Politik tidak semata-mata hak pemimpin partai, presiden dan wakil presiden, anggota Dewan, anggota parlemen, bupati atau gubernur. Politik untuk semua dan dilakukan oleh semua warga  negara. Itulah makna homo politicus, secara positif dan wajar.

Beberapa penulis opini di koran Indonesia menuliskan homo politicus dengan mengorek keculasan dan hilangnya integritas para pemimpin politik di Amerika, Eropa, dan Indonesia. Tidak begitu, homo politicus tidaklah tepat diartikan sebagai makna pejoratif seperti itu.

Tidaklah terlalu bermanfaat menghitung kesalahan-kesalahan orang lain, atau bahkan pemimpin kita tanpa kita sadari bahwa itu sesungguhnya hanyalah ketakutan-ketakutan atau kekhawatiran-kekhawatiran kita sendiri.

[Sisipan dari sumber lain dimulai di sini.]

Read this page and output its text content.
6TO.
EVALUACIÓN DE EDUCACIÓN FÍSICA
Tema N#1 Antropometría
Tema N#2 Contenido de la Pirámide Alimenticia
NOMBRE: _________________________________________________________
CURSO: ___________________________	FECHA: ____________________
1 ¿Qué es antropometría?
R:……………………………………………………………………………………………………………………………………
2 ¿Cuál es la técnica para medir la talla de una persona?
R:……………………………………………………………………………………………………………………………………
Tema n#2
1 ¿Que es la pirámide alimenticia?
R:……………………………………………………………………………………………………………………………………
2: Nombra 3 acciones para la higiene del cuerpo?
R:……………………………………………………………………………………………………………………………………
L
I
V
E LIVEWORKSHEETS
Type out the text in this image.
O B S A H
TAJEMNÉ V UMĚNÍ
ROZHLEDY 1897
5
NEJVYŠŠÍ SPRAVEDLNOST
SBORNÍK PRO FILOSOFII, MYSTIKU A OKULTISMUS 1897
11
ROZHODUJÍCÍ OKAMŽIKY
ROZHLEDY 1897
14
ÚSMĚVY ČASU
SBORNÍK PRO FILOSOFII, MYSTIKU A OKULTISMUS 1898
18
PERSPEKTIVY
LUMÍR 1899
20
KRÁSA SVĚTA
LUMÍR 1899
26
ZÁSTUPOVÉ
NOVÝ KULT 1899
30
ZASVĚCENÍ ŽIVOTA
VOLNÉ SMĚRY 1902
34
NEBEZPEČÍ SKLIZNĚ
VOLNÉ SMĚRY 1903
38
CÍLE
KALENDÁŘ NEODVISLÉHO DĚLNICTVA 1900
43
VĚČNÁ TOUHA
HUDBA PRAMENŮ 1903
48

Jangan-jangan kita sendiri, rakyat ini, juga tidak jujur, tidak apa adanya, tidak mentaati aturan-aturan, dan tidak mengikuti hati nurani. Kita jangan-jangan juga berpolitik tidak baik dan tidak lurus.

Homo politicus artinya kita berpolitik. Sesuai anjuran para waskita, Socrates, Plato, dan para pemikir setelahnya, berpolitiklah dengan integritas dan kebijakan: tidak ditujukan hanya para politisi, tetapi semua warga negara dan pemimpin sekaligus. 

Penulis adalah Rektor UIN Sunan Kalijaga Yogyakarta.